Chrissy Benoit, general manager for Feeding Palm Beach County says cooking for a large volume of people is a more thoughtful process.

“We dedicate a lot of time to testing recipes from larger crops so that we can utilize them in ways that are both healthy and exciting for our clients,” she says. “This enables me to have a deeper level of connection to our community. Everything we cook is made with care and the food matters in a completely different way.”

“There is a sense of peoples’ needs that drive you, not just a sense of want or desire as in a restaurant dining experience,” says Benoit, who says an emphasis is placed on ensuring these meals are healthy and nutritious.

She says a typical meal might consist of citrus marinated chicken, grilled and served on rice and black beans, fresh Pico de Gallo and fresh baked peaches topped with a whole wheat crust.

Although the kitchen is located in Boynton Beach, it will provide meals to nearly 1.3 million people in Palm Beach, Broward, Miami-Dade and Monroe Counties and will advance Feeding South Florida’s mission of ending hunger in South Florida by serving up to 10,000 meals per day for children’s after-school and summer programs, meals for older adults and medically tailored meals. The kitchen will also provide critical meals during disaster response.

During the pandemic, FSF worked with its parent company, Feeding America, government agencies, school districts, county government and local community partners to strategically deploy food resources and provided drive-thru food distributions throughout the community.

According to their figures, over 40 million pounds of food (33.3 million meals) have been distributed in the four-county area during the pandemic alone, in 14 weeks — a pace that translates to nearly 150 million pounds over a 12-month period.

To put that in perspective, for the entire last fiscal year, FSF distributed 62 million pounds (51.6 million meals).

Not only a production kitchen, the space will also function as culinary training program, social enterprise catering, job training, resume writing and incubator space for graduates of the program, and offer healthy cooking classes.

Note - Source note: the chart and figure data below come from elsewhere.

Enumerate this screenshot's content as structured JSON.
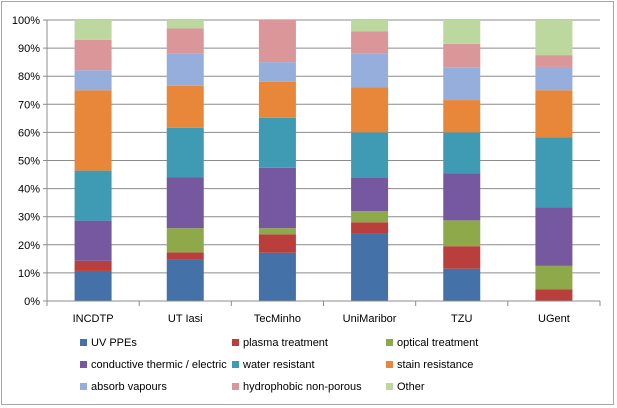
{
  "chart_data": {
    "type": "bar",
    "stacked": true,
    "percent": true,
    "title": "",
    "xlabel": "",
    "ylabel": "",
    "ylim": [
      0,
      100
    ],
    "y_ticks": [
      "0%",
      "10%",
      "20%",
      "30%",
      "40%",
      "50%",
      "60%",
      "70%",
      "80%",
      "90%",
      "100%"
    ],
    "grid": true,
    "legend_position": "bottom",
    "categories": [
      "INCDTP",
      "UT Iasi",
      "TecMinho",
      "UniMaribor",
      "TZU",
      "UGent"
    ],
    "series": [
      {
        "name": "UV PPEs",
        "color": "#4472a8",
        "values": [
          10.7,
          14.8,
          17.2,
          24.0,
          11.5,
          0.0
        ]
      },
      {
        "name": "plasma treatment",
        "color": "#ba3e3b",
        "values": [
          3.6,
          2.5,
          6.5,
          4.0,
          8.0,
          4.2
        ]
      },
      {
        "name": "optical treatment",
        "color": "#8ea94a",
        "values": [
          0.0,
          8.6,
          2.2,
          4.0,
          9.2,
          8.3
        ]
      },
      {
        "name": "conductive thermic / electric",
        "color": "#7558a0",
        "values": [
          14.3,
          18.2,
          21.5,
          12.0,
          16.8,
          20.8
        ]
      },
      {
        "name": "water resistant",
        "color": "#3f9bb4",
        "values": [
          17.8,
          17.5,
          17.8,
          16.0,
          14.5,
          25.0
        ]
      },
      {
        "name": "stain resistance",
        "color": "#e8863a",
        "values": [
          28.6,
          15.0,
          12.8,
          16.0,
          11.5,
          16.7
        ]
      },
      {
        "name": "absorb vapours",
        "color": "#95aedb",
        "values": [
          7.1,
          11.6,
          7.0,
          12.0,
          11.5,
          8.3
        ]
      },
      {
        "name": "hydrophobic non-porous",
        "color": "#da9698",
        "values": [
          10.8,
          8.8,
          15.0,
          8.0,
          8.5,
          4.2
        ]
      },
      {
        "name": "Other",
        "color": "#bcd89e",
        "values": [
          7.1,
          3.0,
          0.0,
          4.0,
          8.5,
          12.5
        ]
      }
    ]
  }
}
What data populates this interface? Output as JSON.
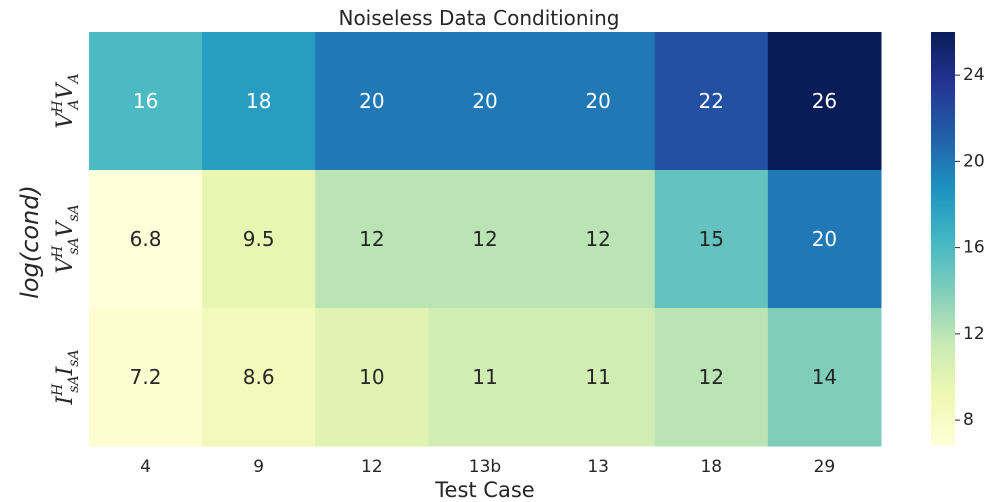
{
  "chart_data": {
    "type": "heatmap",
    "title": "Noiseless Data Conditioning",
    "xlabel": "Test Case",
    "ylabel": "log(cond)",
    "x_categories": [
      "4",
      "9",
      "12",
      "13b",
      "13",
      "18",
      "29"
    ],
    "y_categories": [
      {
        "base": "V",
        "sup": "H",
        "pre": "",
        "post": "V",
        "sub": "A"
      },
      {
        "base": "V",
        "sup": "H",
        "pre": "",
        "post": "V",
        "sub": "sA"
      },
      {
        "base": "I",
        "sup": "H",
        "pre": "",
        "post": "I",
        "sub": "sA"
      }
    ],
    "values": [
      [
        16,
        18,
        20,
        20,
        20,
        22,
        26
      ],
      [
        6.8,
        9.5,
        12,
        12,
        12,
        15,
        20
      ],
      [
        7.2,
        8.6,
        10,
        11,
        11,
        12,
        14
      ]
    ],
    "colorbar": {
      "min": 6.8,
      "max": 26,
      "ticks": [
        "8",
        "12",
        "16",
        "20",
        "24"
      ],
      "colormap": "YlGnBu"
    }
  }
}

Sari Vatske, FSF’s executive vice president, says, “It’s great to see the kitchen up and running.”

Feeding South Florida opened a new 5,000-square-foot community kitchen this summer. Photo courtesy of Patty Nash photography.

“It’s important for people to know that we think ending hunger is possible,” she says. “Hunger is only the symptom of a larger cause. We want to train people to be employed and break the cycle of hunger and poverty.”

Due to COVID-19, the start date has been pushed back to later this fall. Vatske says there is currently a waiting list of people eager to enroll.

“People are excited,” she says, noting that their 300 partner agencies are also excited and eager to refer clients.

Vatske anticipates an ongoing need for both donations and volunteers.